Re: [PATCH 3/4] arch: Introduce smp_load_acquire(), smp_store_release()

[Date Prev][Date Next][Thread Prev][Thread Next][Date Index][Thread Index]

 



----- Original Message -----
> From: "Peter Zijlstra" <peterz@xxxxxxxxxxxxx>
> To: "Mathieu Desnoyers" <mathieu.desnoyers@xxxxxxxxxxxx>
> Cc: linux-arch@xxxxxxxxxxxxxxx, geert@xxxxxxxxxxxxxx, paulmck@xxxxxxxxxxxxxxxxxx, torvalds@xxxxxxxxxxxxxxxxxxxx,
> VICTORK@xxxxxxxxxx, oleg@xxxxxxxxxx, anton@xxxxxxxxx, benh@xxxxxxxxxxxxxxxxxxx, fweisbec@xxxxxxxxx,
> michael@xxxxxxxxxxxxxx, mikey@xxxxxxxxxxx, linux@xxxxxxxxxxxxxxxx, schwidefsky@xxxxxxxxxx, "heiko carstens"
> <heiko.carstens@xxxxxxxxxx>, "tony luck" <tony.luck@xxxxxxxxx>, "Will Deacon" <will.deacon@xxxxxxx>
> Sent: Friday, November 8, 2013 6:08:18 AM
> Subject: Re: [PATCH 3/4] arch: Introduce smp_load_acquire(), smp_store_release()
> 
> On Fri, Nov 08, 2013 at 10:29:35AM +0000, Mathieu Desnoyers wrote:
> > > > +#define smp_store_release(p, v)						\
> > > > +do {									\
> > > > +	compiletime_assert_atomic_type(*p);				\
> > > > +	smp_mb();							\
> > > > +	ACCESS_ONCE(*p) = (v);						\
> > > > +} while (0)
> > > > +
> > > > +#define smp_load_acquire(p)						\
> > > > +({									\
> > > > +	typeof(*p) ___p1 = ACCESS_ONCE(*p);				\
> > > > +	compiletime_assert_atomic_type(*p);				\
> > > > +	smp_mb();							\
> > > > +	___p1;								\
> > > > +})
> > > 
> > > Can you move those "generic" definitions into asm-generic/barrier.h
> > > under an ifdef guard ?
> > > 
> > > The pattern using "smp_mb()" seems to be the right target for a generic
> > > implementation.
> > > 
> > > We should probably document the requirements on sizeof(*p) and
> > > alignof(*p) directly above the macro definition.
> 
> So that is the one in asm-generic; its just that some archs have a
> rather complex barrier.h and I didn't want to include asm-generic header
> to make it still worse.
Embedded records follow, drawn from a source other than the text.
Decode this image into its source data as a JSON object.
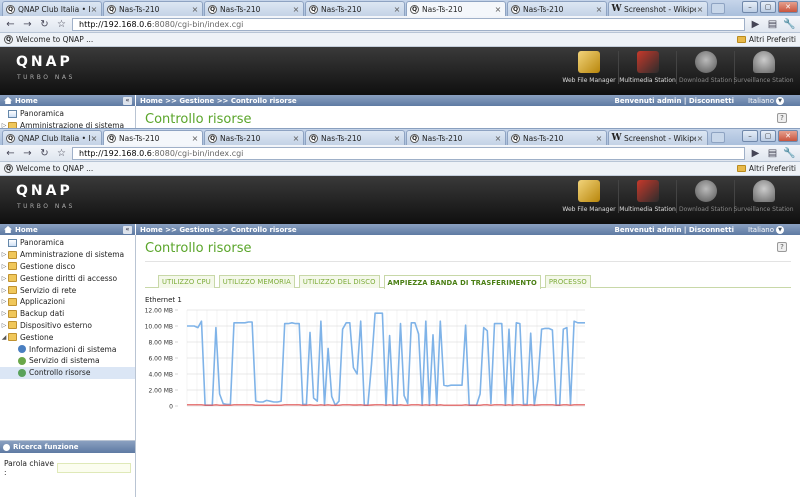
{
  "browser": {
    "tabs": [
      {
        "title": "QNAP Club Italia • Leg...",
        "favicon": "Q"
      },
      {
        "title": "Nas-Ts-210",
        "favicon": "Q"
      },
      {
        "title": "Nas-Ts-210",
        "favicon": "Q"
      },
      {
        "title": "Nas-Ts-210",
        "favicon": "Q"
      },
      {
        "title": "Nas-Ts-210",
        "favicon": "Q"
      },
      {
        "title": "Nas-Ts-210",
        "favicon": "Q"
      },
      {
        "title": "Screenshot - Wikipedia",
        "favicon": "W"
      }
    ],
    "back_active_tab": 4,
    "front_active_tab": 1,
    "url_host": "http://192.168.0.6",
    "url_path": ":8080/cgi-bin/index.cgi",
    "bookmark": "Welcome to QNAP ...",
    "other_bookmarks": "Altri Preferiti"
  },
  "qnap": {
    "logo": "QNAP",
    "subtitle": "TURBO NAS",
    "apps": [
      {
        "label": "Web File Manager",
        "icon": "web-file-manager-icon",
        "dim": false
      },
      {
        "label": "Multimedia Station",
        "icon": "multimedia-station-icon",
        "dim": false
      },
      {
        "label": "Download Station",
        "icon": "download-station-icon",
        "dim": true
      },
      {
        "label": "Surveillance Station",
        "icon": "surveillance-station-icon",
        "dim": true
      }
    ],
    "home_label": "Home",
    "breadcrumb": "Home >> Gestione >> Controllo risorse",
    "welcome": "Benvenuti admin | Disconnetti",
    "language": "Italiano",
    "page_title": "Controllo risorse"
  },
  "tree": [
    {
      "label": "Panoramica",
      "type": "page",
      "arrow": "",
      "level": 0
    },
    {
      "label": "Amministrazione di sistema",
      "type": "folder",
      "arrow": "▷",
      "level": 0
    },
    {
      "label": "Gestione disco",
      "type": "folder",
      "arrow": "▷",
      "level": 0
    },
    {
      "label": "Gestione diritti di accesso",
      "type": "folder",
      "arrow": "▷",
      "level": 0
    },
    {
      "label": "Servizio di rete",
      "type": "folder",
      "arrow": "▷",
      "level": 0
    },
    {
      "label": "Applicazioni",
      "type": "folder",
      "arrow": "▷",
      "level": 0
    },
    {
      "label": "Backup dati",
      "type": "folder",
      "arrow": "▷",
      "level": 0
    },
    {
      "label": "Dispositivo esterno",
      "type": "folder",
      "arrow": "▷",
      "level": 0
    },
    {
      "label": "Gestione",
      "type": "folder",
      "arrow": "◢",
      "level": 0
    },
    {
      "label": "Informazioni di sistema",
      "type": "info",
      "arrow": "",
      "level": 1
    },
    {
      "label": "Servizio di sistema",
      "type": "gear",
      "arrow": "",
      "level": 1
    },
    {
      "label": "Controllo risorse",
      "type": "mon",
      "arrow": "",
      "level": 1,
      "selected": true
    }
  ],
  "search": {
    "title": "Ricerca funzione",
    "label": "Parola chiave :",
    "value": ""
  },
  "resource_tabs": [
    {
      "label": "UTILIZZO CPU",
      "active": false
    },
    {
      "label": "UTILIZZO MEMORIA",
      "active": false
    },
    {
      "label": "UTILIZZO DEL DISCO",
      "active": false
    },
    {
      "label": "AMPIEZZA BANDA DI TRASFERIMENTO",
      "active": true
    },
    {
      "label": "PROCESSO",
      "active": false
    }
  ],
  "colors": {
    "rx_line": "#7fb3e8",
    "tx_line": "#e05050",
    "title_green": "#5aa52a"
  },
  "chart_data": {
    "type": "line",
    "title": "Ethernet 1",
    "ylim": [
      0,
      12
    ],
    "yticks": [
      0,
      2,
      4,
      6,
      8,
      10,
      12
    ],
    "ytick_labels": [
      "0",
      "2.00 MB",
      "4.00 MB",
      "6.00 MB",
      "8.00 MB",
      "10.00 MB",
      "12.00 MB"
    ],
    "series": [
      {
        "values": [
          10,
          10,
          10,
          9.8,
          10.6,
          0.1,
          0.1,
          0.1,
          9.8,
          1.5,
          0.3,
          0.2,
          0.2,
          10.4,
          10.4,
          10.4,
          10.4,
          10.5,
          10.5,
          0.6,
          0.5,
          0.5,
          0.7,
          0.6,
          0.5,
          0.5,
          0.6,
          10.3,
          10.3,
          10.4,
          10.3,
          10.3,
          0.2,
          0.2,
          9.2,
          1,
          0.6,
          10.6,
          0.1,
          7.2,
          1.2,
          0.1,
          0.6,
          9.6,
          10.4,
          10.4,
          4.8,
          4,
          10.6,
          0.1,
          0.1,
          5.2,
          11.6,
          11.6,
          11.6,
          0.1,
          8.8,
          0.1,
          0.1,
          10.3,
          1.3,
          0.3,
          10.4,
          10.4,
          9,
          0.1,
          10.6,
          0.1,
          8.9,
          0.1,
          10.6,
          2.6,
          2.5,
          2.6,
          2.6,
          2.6,
          2.6,
          10.1,
          0.1,
          0.1,
          0.1,
          1.5,
          9.8,
          9.4,
          0.3,
          10.3,
          10.3,
          10.3,
          0.1,
          9.6,
          0.1,
          10.4,
          10.3,
          0.2,
          0.2,
          9.1,
          0.1,
          3.3,
          9.6,
          9.7,
          9.7,
          9.5,
          0.1,
          0.1,
          9.6,
          9.8,
          0.2,
          10.6,
          10.4,
          10.4,
          10.4
        ]
      },
      {
        "values": [
          0.15,
          0.15,
          0.15,
          0.15,
          0.15,
          0.1,
          0.1,
          0.1,
          0.15,
          0.1,
          0.1,
          0.1,
          0.1,
          0.15,
          0.15,
          0.15,
          0.15,
          0.15,
          0.15,
          0.1,
          0.1,
          0.1,
          0.1,
          0.1,
          0.1,
          0.1,
          0.1,
          0.15,
          0.15,
          0.15,
          0.15,
          0.15,
          0.1,
          0.1,
          0.15,
          0.1,
          0.1,
          0.15,
          0.1,
          0.15,
          0.1,
          0.1,
          0.1,
          0.15,
          0.15,
          0.15,
          0.12,
          0.12,
          0.15,
          0.1,
          0.1,
          0.12,
          0.15,
          0.15,
          0.15,
          0.1,
          0.15,
          0.1,
          0.1,
          0.15,
          0.1,
          0.1,
          0.15,
          0.15,
          0.15,
          0.1,
          0.15,
          0.1,
          0.15,
          0.1,
          0.15,
          0.1,
          0.1,
          0.1,
          0.1,
          0.1,
          0.1,
          0.15,
          0.1,
          0.1,
          0.1,
          0.1,
          0.15,
          0.15,
          0.1,
          0.15,
          0.15,
          0.15,
          0.1,
          0.15,
          0.1,
          0.15,
          0.15,
          0.1,
          0.1,
          0.15,
          0.1,
          0.12,
          0.15,
          0.15,
          0.15,
          0.15,
          0.1,
          0.1,
          0.15,
          0.15,
          0.1,
          0.15,
          0.15,
          0.15,
          0.15
        ]
      }
    ]
  }
}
Better to then keep everything in a single file
> and suffer a little duplication.

OK, I guess it makes sense initially.

> 
> > > > +#define smp_store_release(p, v)						\
> > > > +do {									\
> > > > +	compiletime_assert_atomic_type(*p);				\
> > > > +	__lwsync();							\
> > > 
> > > Even though this is correct, it appears to bear more overhead than
> > > necessary. See arch/powerpc/include/asm/synch.h
> > > 
> > > PPC_ACQUIRE_BARRIER and PPC_RELEASE_BARRIER
> > > 
> > > You'll notice that some variants of powerpc require something more
> > > heavy-weight than a lwsync instruction. The fallback will be "isync"
> > > rather than "sync" if you use PPC_ACQUIRE_BARRIER and
> > > PPC_RELEASE_BARRIER rather than LWSYNC directly.
> 
> I think Paul answered this.

Yes,

> 
> > > > +#else /* regular x86 TSO memory ordering */
> > > > +
> > > > +#define smp_store_release(p, v)						\
> > > > +do {									\
> > > > +	compiletime_assert_atomic_type(*p);				\
> > > > +	barrier();							\
> > > > +	ACCESS_ONCE(*p) = (v);						\
> > > > +} while (0)
> > > > +
> > > > +#define smp_load_acquire(p)						\
> > > > +({									\
> > > > +	typeof(*p) ___p1 = ACCESS_ONCE(*p);				\
> > > > +	compiletime_assert_atomic_type(*p);				\
> > > > +	barrier();							\
> > > > +	___p1;								\
> > > > +})
> > > 
> > > Hrm, I really don't get the two barrier() above.
> > > 
> > > Or maybe we just need to document really well what's the semantic of a
> > > store_release and load_acquire.
> 
> Hence the first patch; they provide the full ACQUIRE and RELEASE
> semantics.

Yes, got it following Paul's explanation.

> 
> > > Furthermore, I don't see how a simple compiler barrier() can provide the
> > > acquire semantic within smp_load_acquire on x86 TSO. AFAIU, a smp_rmb()
> > > might be needed.
> 
> I think the other Paul answered this one on how the TSO memory model
> provides all the required semantics.

Yes, that's right.

> 
> > > > +/* Is this type a native word size -- useful for atomic operations */
> > > > +#ifndef __native_word
> > > > +# define __native_word(t) (sizeof(t) == sizeof(int) || sizeof(t) ==
> > > > sizeof(long))
> > > > +#endif
> > > 
> > > Should we also check the pointer alignment, or that would be going too
> > > far ?
> 
> I did consider that, but pointer alignment tests turn into code so I
> left those out.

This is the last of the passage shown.